In 1958, Henri Alleg authored a text entitled La Question, thereby connecting Boupacha to male torture victims in Algeria and corroborating and legitimizing her statement further.

=== Boupacha’s reaction ===
Boupacha originally said that she had “never been able to read” the book titled with her own name. However, in a 2005 interview she explained that she decided to read it before an interview about fifteen years previously in order to remind herself of the dates of various events so she “‘wouldn’t say anything silly.’ Yet in doing so, she ‘felt like I was being strangled.’”

==Later life and legacy==

=== Post-war activities ===
After the Evian Accords, the end of the War, and the resulting Algerian independence from France, Boupacha worked in the Office for Women’s Employment. In discussing her work during this period, she mentions that she tried to lead illiterate women into trade jobs such as becoming a seamstress rather than returning to an “old colonial role for ‘indigenous women’” of being domestic cleaners. As for more educated women, she explains that she helped them “into accounting, into secretarial roles.”

=== Political involvement, status as national symbol ===
In post-independence Algeria, Boupacha remained a notable individual. The FLN used her as a symbol to support their claim to legitimacy as a one-party state.

For example, in March 1963, Boupacha was one of only four individuals in the “first official delegation to Britain since Algerian independence, the guests of Queen Elizabeth.”

At the time, Alger républicain wrote that Boupacha was "particularly interested in women’s organisations, whilst the men participating in this delegation have expressed a particular interest in visiting the different industrial sectors in Britain." In 2005, Boupacha told an interviewer that she was selected for this delegation only because “they needed a woman,” more to improve Algeria’s public image and “fulfill a gendered role” than to engage in serious politics. She participated because “she felt that she had a responsibility to serve", the same reason she acquiesced more generally to being a "symbol of Algeria as part of her contribution to the nationalist struggle".

She cited the countless other women who worked towards independence but were not recognized for their efforts, saying "there are many other women who suffered more than we did and we don’t know them". She served more as a symbol than a real person for Simone de Beauvoir as well, according to Halimi, who "complained that Beauvoir was more concerned about the cause than she was about Boupacha herself".

In Algiers in 1963, Boupacha visited the new Fatma N’Soumer Centre for Daughters of Shuhada with Nasser, contributing to an image that positioned the women who fought with the FLN guerillas during the war as "direct descendants of the anti-colonial struggle which had begun in the nineteenth century" and portraying "the young girls in the orphanage as representing the future of the struggle for freedom, equality and pan-Arab unity." Boupacha frequently spoke with schoolchildren, generally preferring to emphasize "civic responsibility".

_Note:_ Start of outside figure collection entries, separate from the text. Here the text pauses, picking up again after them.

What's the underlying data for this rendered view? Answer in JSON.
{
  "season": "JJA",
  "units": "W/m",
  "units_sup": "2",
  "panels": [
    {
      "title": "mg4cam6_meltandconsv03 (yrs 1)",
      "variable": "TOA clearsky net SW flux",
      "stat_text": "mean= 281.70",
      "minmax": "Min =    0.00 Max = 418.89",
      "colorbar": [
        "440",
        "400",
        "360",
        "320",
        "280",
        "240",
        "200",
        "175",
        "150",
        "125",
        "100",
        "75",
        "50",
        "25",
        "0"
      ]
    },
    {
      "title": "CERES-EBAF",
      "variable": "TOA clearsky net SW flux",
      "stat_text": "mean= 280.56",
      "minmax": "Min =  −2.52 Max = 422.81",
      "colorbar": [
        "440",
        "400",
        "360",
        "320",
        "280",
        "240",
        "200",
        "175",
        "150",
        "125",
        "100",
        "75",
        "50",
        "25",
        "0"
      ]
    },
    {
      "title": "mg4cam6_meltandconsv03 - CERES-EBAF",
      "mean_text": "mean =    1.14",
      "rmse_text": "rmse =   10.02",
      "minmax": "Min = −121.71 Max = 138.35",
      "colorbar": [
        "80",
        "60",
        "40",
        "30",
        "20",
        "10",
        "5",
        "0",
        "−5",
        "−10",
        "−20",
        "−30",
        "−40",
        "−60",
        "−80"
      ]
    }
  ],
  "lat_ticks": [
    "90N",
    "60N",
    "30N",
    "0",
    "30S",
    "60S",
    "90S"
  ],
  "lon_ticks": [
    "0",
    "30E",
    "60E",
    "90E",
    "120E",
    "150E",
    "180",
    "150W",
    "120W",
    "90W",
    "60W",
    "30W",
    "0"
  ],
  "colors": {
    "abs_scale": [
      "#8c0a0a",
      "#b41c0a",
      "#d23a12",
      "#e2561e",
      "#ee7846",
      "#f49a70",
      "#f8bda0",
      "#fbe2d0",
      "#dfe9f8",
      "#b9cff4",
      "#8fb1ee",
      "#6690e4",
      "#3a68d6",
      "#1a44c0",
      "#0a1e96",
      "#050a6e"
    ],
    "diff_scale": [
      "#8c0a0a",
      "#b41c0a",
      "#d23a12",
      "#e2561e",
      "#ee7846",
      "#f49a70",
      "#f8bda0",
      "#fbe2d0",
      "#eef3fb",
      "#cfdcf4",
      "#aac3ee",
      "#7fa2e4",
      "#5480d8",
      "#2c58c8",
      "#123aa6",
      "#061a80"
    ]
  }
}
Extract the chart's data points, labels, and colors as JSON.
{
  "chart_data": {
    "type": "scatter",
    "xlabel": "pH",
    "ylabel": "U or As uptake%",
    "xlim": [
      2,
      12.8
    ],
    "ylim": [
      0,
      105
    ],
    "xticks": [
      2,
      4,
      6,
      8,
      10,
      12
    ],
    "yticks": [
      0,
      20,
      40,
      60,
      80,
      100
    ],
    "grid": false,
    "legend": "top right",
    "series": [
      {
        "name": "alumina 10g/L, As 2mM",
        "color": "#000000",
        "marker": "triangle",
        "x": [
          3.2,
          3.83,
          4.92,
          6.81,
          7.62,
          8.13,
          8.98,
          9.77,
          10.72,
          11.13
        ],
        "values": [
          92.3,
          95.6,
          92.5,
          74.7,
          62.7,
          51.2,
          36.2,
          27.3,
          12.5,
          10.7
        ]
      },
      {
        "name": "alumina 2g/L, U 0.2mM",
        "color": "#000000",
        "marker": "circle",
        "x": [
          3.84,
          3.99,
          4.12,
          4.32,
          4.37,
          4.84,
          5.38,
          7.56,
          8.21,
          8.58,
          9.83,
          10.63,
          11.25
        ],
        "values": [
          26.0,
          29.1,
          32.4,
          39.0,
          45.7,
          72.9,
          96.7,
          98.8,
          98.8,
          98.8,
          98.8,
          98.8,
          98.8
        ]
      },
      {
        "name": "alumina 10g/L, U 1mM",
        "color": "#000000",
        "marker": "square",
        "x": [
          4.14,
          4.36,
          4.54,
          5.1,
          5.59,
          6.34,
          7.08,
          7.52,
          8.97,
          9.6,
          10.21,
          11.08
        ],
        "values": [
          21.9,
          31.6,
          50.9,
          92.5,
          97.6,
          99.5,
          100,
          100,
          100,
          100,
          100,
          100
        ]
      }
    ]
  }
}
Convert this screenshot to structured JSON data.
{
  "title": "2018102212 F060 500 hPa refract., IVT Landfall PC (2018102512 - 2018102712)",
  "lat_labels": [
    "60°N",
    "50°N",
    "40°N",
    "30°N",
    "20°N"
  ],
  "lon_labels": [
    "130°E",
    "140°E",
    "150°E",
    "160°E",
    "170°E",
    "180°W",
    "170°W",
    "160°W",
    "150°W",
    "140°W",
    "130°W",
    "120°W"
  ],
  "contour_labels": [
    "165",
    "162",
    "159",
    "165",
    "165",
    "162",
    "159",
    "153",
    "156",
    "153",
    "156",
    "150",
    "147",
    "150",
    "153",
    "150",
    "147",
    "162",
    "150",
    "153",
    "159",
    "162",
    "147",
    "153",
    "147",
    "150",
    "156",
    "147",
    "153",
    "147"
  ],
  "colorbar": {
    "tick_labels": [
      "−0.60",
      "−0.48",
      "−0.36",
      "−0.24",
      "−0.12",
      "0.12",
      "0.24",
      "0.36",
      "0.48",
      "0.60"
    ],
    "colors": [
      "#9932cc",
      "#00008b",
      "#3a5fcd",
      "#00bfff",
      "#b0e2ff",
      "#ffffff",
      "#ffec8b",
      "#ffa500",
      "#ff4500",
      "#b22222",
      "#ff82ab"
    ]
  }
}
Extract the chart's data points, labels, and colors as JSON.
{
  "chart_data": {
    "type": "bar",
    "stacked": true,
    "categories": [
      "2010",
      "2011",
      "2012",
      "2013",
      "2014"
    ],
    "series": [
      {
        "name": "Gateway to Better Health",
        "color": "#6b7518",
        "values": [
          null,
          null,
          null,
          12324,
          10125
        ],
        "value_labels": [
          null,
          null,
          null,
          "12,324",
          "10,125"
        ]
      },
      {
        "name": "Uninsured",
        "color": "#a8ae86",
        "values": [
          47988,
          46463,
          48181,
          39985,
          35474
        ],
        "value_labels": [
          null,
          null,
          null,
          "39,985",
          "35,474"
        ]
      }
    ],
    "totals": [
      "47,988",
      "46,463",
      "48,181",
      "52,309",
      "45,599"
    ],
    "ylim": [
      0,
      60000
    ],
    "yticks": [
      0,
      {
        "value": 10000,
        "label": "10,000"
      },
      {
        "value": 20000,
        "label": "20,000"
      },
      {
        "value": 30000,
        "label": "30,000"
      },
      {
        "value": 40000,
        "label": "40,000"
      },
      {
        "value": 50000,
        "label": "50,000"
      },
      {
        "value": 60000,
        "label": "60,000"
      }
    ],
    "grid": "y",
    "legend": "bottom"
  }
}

The Museum of the Army in Algiers contains official commemorative oil paintings of Boupacha and other female FLN members, painted from photographs approximately from the war period.

In the 2000s, Boupacha inspired a song called "Djamila" that was composed by Bernard Joyet and sung by Francesca Solleville. Her legacy also lives on in popular culture through Picasso's artwork inspired by her. Composer Luigi Nono wrote "Djamila Boupachà" in 1962, part of his Canti di vita e d'amore.

On 8 March 2023, France paid tribute to the memory of Gisèle Halimi during a national ceremony. President Emmanuel Macron recalled the acts of humiliation, torture, and rape inflicted by the French army upon Boupacha during the Algerian War.